История в волюнтаристической концепции Ницше предстает как процесс становления воли к власти, где периоды упадка сменяются периодами повышения степеней власти. Древнегреческая культура и французская культура времен Людовика XIV характеризуются Ницше положительно. Им свойственны решительная вера в себя, наличие «сословия праздных, всячески усложняющих себе жизнь и постоянно упражняющихся в самообладании», «могущество формы и воля к самооформливанию», «много силы и энергии за внешним формализмом», «наслаждение созерцанием». Эпоха Возрождения и Реформации предстают как «царство индивида, стремящегося к свободе и давшего волю своим инстинктам, которые «вырвались наружу, как свора диких псов». «Грубейшие потребности внезапно обрели смелость», «все стало казаться оправданным», прикрытые глаза и «уста, увлажненные мечтательными речами», не мешали тому, что «все вожделения зависти и мести утолялись с ненасытимою яростью». Но «царства» эти были краткосрочными, расточительными и быстро истощили себя».
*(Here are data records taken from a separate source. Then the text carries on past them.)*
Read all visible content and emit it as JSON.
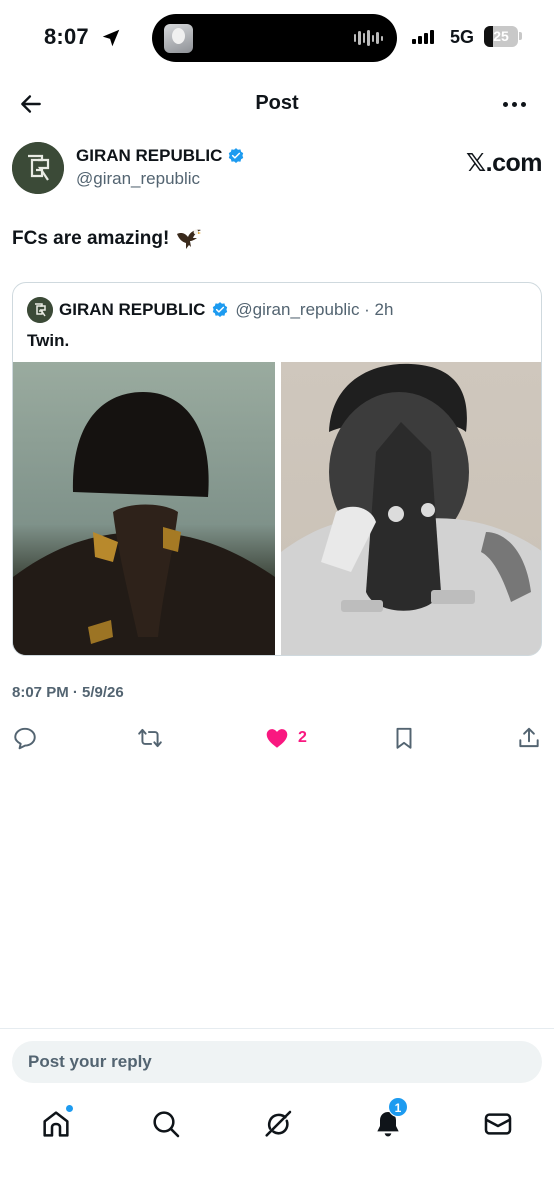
{
  "status_bar": {
    "time": "8:07",
    "network": "5G",
    "battery_percent": "25",
    "battery_level": 0.25
  },
  "header": {
    "title": "Post"
  },
  "post": {
    "author_name": "GIRAN REPUBLIC",
    "author_handle": "@giran_republic",
    "source": "𝕏.com",
    "text": "FCs are amazing!",
    "emoji": "eagle",
    "timestamp": "8:07 PM · 5/9/26",
    "like_count": "2",
    "liked": true
  },
  "quoted_post": {
    "author_name": "GIRAN REPUBLIC",
    "meta": "@giran_republic · 2h",
    "text": "Twin."
  },
  "reply": {
    "placeholder": "Post your reply"
  },
  "tabbar": {
    "notification_count": "1"
  },
  "colors": {
    "accent": "#1d9bf0",
    "like": "#f91880",
    "text_primary": "#0f1419",
    "text_secondary": "#536471"
  }
}
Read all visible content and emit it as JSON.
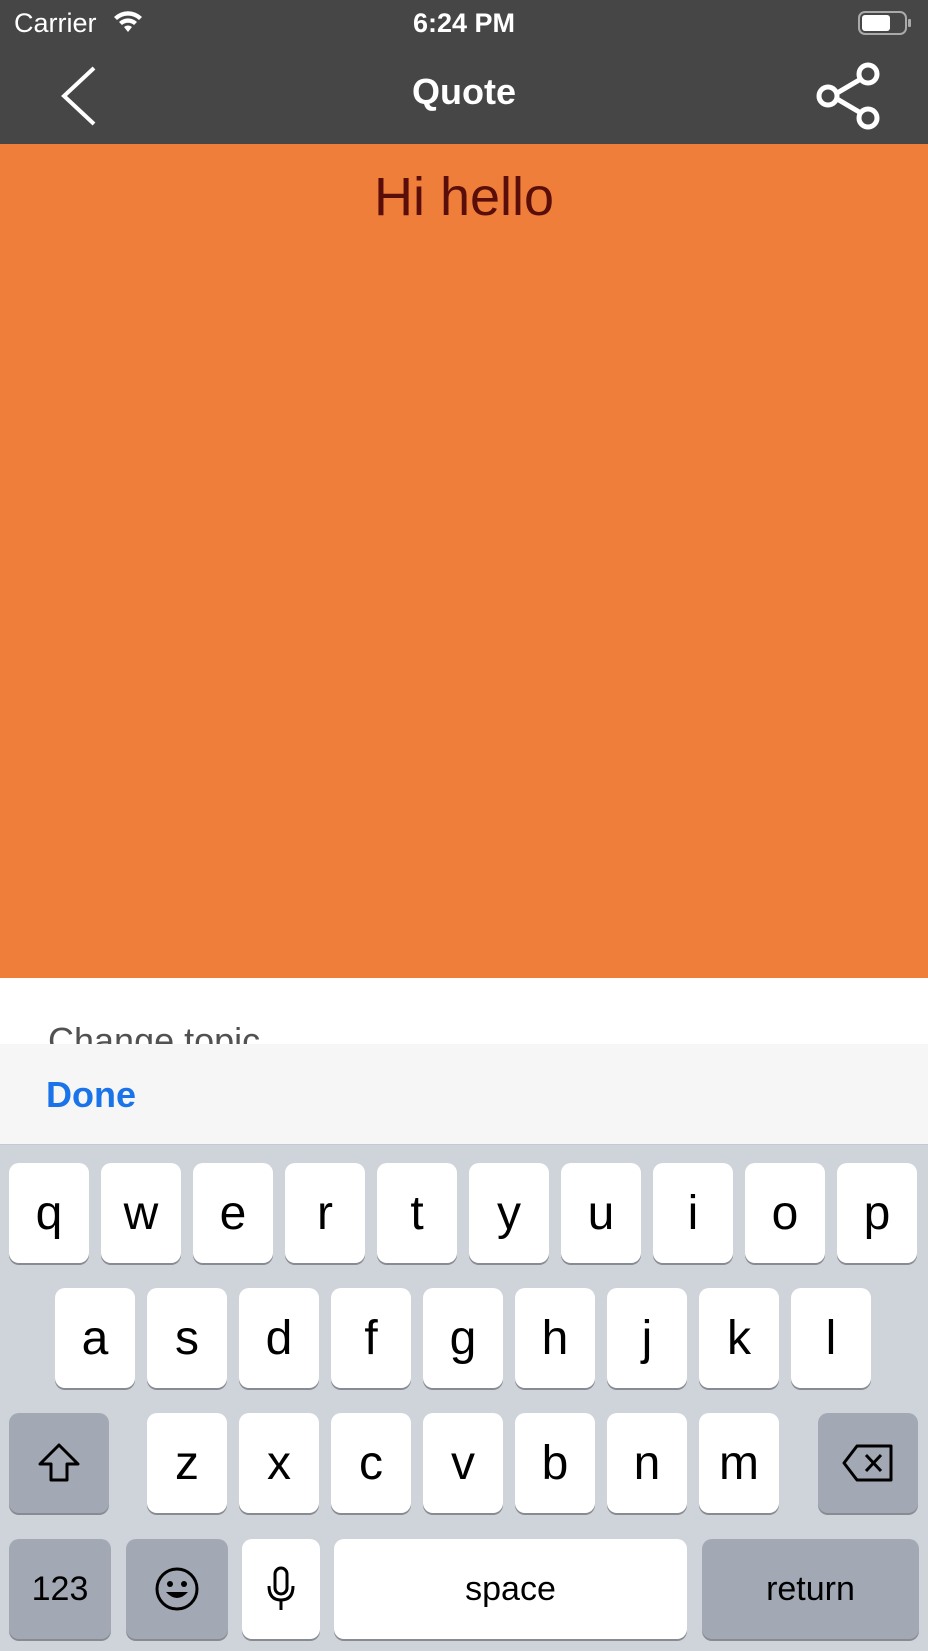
{
  "status_bar": {
    "carrier": "Carrier",
    "time": "6:24 PM"
  },
  "nav": {
    "title": "Quote",
    "back_icon": "chevron-left-icon",
    "share_icon": "share-icon"
  },
  "quote": {
    "text": "Hi hello",
    "background_color": "#ee7e3a",
    "text_color": "#5a0e0a"
  },
  "partially_hidden_label": "Change topic",
  "toolbar": {
    "done_label": "Done"
  },
  "keyboard": {
    "row1": [
      "q",
      "w",
      "e",
      "r",
      "t",
      "y",
      "u",
      "i",
      "o",
      "p"
    ],
    "row2": [
      "a",
      "s",
      "d",
      "f",
      "g",
      "h",
      "j",
      "k",
      "l"
    ],
    "row3": [
      "z",
      "x",
      "c",
      "v",
      "b",
      "n",
      "m"
    ],
    "numbers_label": "123",
    "space_label": "space",
    "return_label": "return"
  }
}
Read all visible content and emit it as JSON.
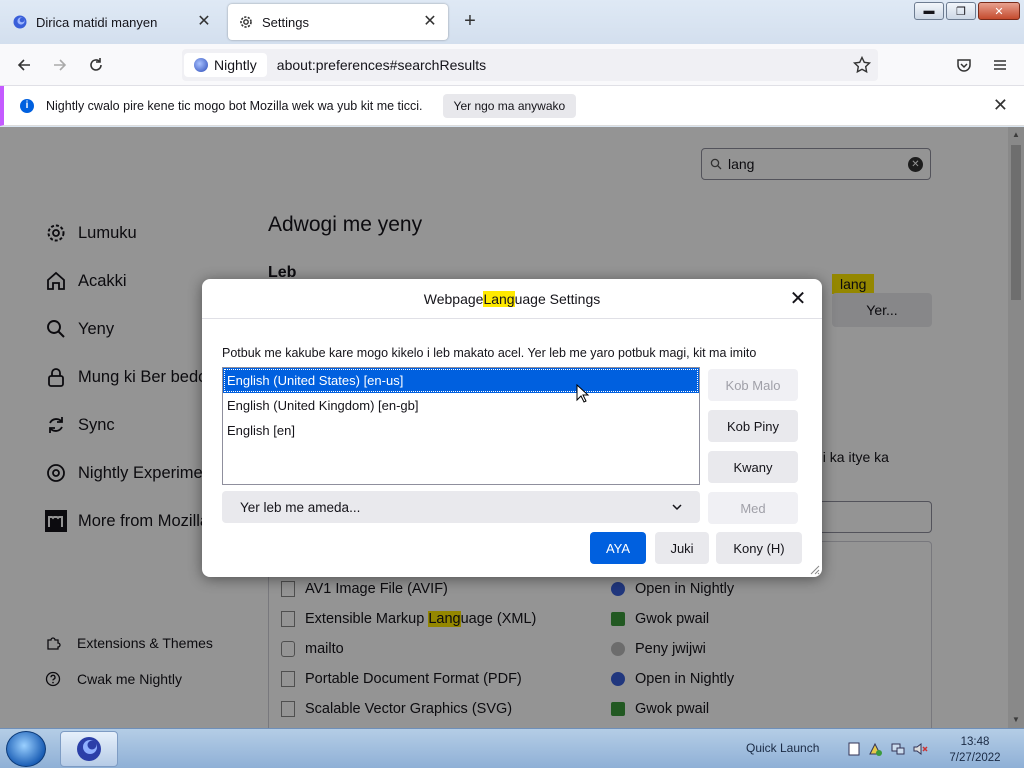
{
  "tabs": [
    {
      "label": "Dirica matidi manyen",
      "close": "✕"
    },
    {
      "label": "Settings",
      "close": "✕"
    }
  ],
  "new_tab": "+",
  "window_buttons": {
    "minimize": "▬",
    "maximize": "❐",
    "close": "✕"
  },
  "urlbar": {
    "identity": "Nightly",
    "url": "about:preferences#searchResults"
  },
  "notification": {
    "text": "Nightly cwalo pire kene tic mogo bot Mozilla wek wa yub kit me ticci.",
    "button": "Yer ngo ma anywako",
    "close": "✕"
  },
  "search": {
    "value": "lang",
    "clear": "✕"
  },
  "sidebar": {
    "items": [
      {
        "label": "Lumuku"
      },
      {
        "label": "Acakki"
      },
      {
        "label": "Yeny"
      },
      {
        "label": "Mung ki Ber bedo"
      },
      {
        "label": "Sync"
      },
      {
        "label": "Nightly Experiments"
      },
      {
        "label": "More from Mozilla"
      }
    ],
    "footer": [
      {
        "label": "Extensions & Themes"
      },
      {
        "label": "Cwak me Nightly"
      }
    ]
  },
  "content": {
    "heading": "Adwogi me yeny",
    "section": "Leb",
    "lang_highlight": "lang",
    "choose_button": "Yer...",
    "partial_text": "gi ka itye ka",
    "apps": [
      {
        "type": "AV1 Image File (AVIF)",
        "action": "Open in Nightly"
      },
      {
        "type_pre": "Extensible Markup ",
        "type_hl": "Lang",
        "type_post": "uage (XML)",
        "action": "Gwok pwail"
      },
      {
        "type": "mailto",
        "action": "Peny jwijwi"
      },
      {
        "type": "Portable Document Format (PDF)",
        "action": "Open in Nightly"
      },
      {
        "type": "Scalable Vector Graphics (SVG)",
        "action": "Gwok pwail"
      }
    ]
  },
  "dialog": {
    "title_pre": "Webpage ",
    "title_hl": "Lang",
    "title_post": "uage Settings",
    "close": "✕",
    "description": "Potbuk me kakube kare mogo kikelo i leb makato acel. Yer leb me yaro potbuk magi, kit ma imito",
    "languages": [
      {
        "label": "English (United States)  [en-us]",
        "selected": true
      },
      {
        "label": "English (United Kingdom)  [en-gb]",
        "selected": false
      },
      {
        "label": "English  [en]",
        "selected": false
      }
    ],
    "move_up": "Kob Malo",
    "move_down": "Kob Piny",
    "remove": "Kwany",
    "select_placeholder": "Yer leb me ameda...",
    "add": "Med",
    "ok": "AYA",
    "cancel": "Juki",
    "help": "Kony (H)"
  },
  "taskbar": {
    "quick_launch": "Quick Launch",
    "time": "13:48",
    "date": "7/27/2022"
  },
  "colors": {
    "accent": "#0060df",
    "highlight": "#ffe900",
    "notification_bar": "#c45bff"
  }
}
Ницше описывает, что Бог либо сильный, либо добрый. Где понижается воля к власти в какой бы то ни было форме, там всякий раз происходит также и физиологический спад. Данное Божество, кастрированное в сильнейших своих мужских добродетелях и влечениях, делается теперь по необходимости Богом физиологически вырождающихся, Богом слабых. Сами себя они не называют слабыми, они называют себя “добрыми”.14

Говоря о сильных расах северной Европы, автор утверждает их ошибку, что они не оттолкнули от себя христианского Бога, они должны были справиться со слабым, а теперь они вынуждены иметь инстинкты болезненности и слабости.15

Ницше утверждает, что христианство и буддизм очень непохожи друг на друга. Буддизм уже прошел многие стадии за сотни лет своего развития, в то время как в христианстве все слабые части сохранились. Буддизм во сто раз реальнее христианства, - он представляет собою наследие объективной и холодной постановки проблем. Буддизм есть единственная истинно позитивистская религия, встречающаяся в истории. Молитва исключается, равно как и аскеза. Никакого категорического императива, никакого принуждения вообще, даже внутри монастырской общины.16

Чрезвычайно мягкий климат, кротость и либеральность в нравах, отсутствие милитаризма - вот условия, предрасполагающие к буддизму. Буддизм не есть религия, в которой лишь стремятся к совершенству: совершенное здесь есть нормальный случай. В христианстве инстинкты подчинённых и угнетённых выступают на передний план: именно низшие сословия ищут в нём спасения.17

После того, как религия христианство захватило низшие сословия, апеллируя к их боли и страданиям, оно направилось на племена варваров. Христианство хочет приобрести господство над дикими зверями, средством его для этого является - сделать их больными. Делать слабым - это христианский рецепт к приручению, к “цивилизации”. Буддизм есть религия цивилизации, приведшей к усталости, близящейся к концу, христианство ещё не застаёт такой цивилизации, - при благоприятных обстоятельствах оно само её устанавливает.18

Ницше утверждает, что буддизм, повторяю ещё раз, в сто раз холоднее, правдивее, объективнее.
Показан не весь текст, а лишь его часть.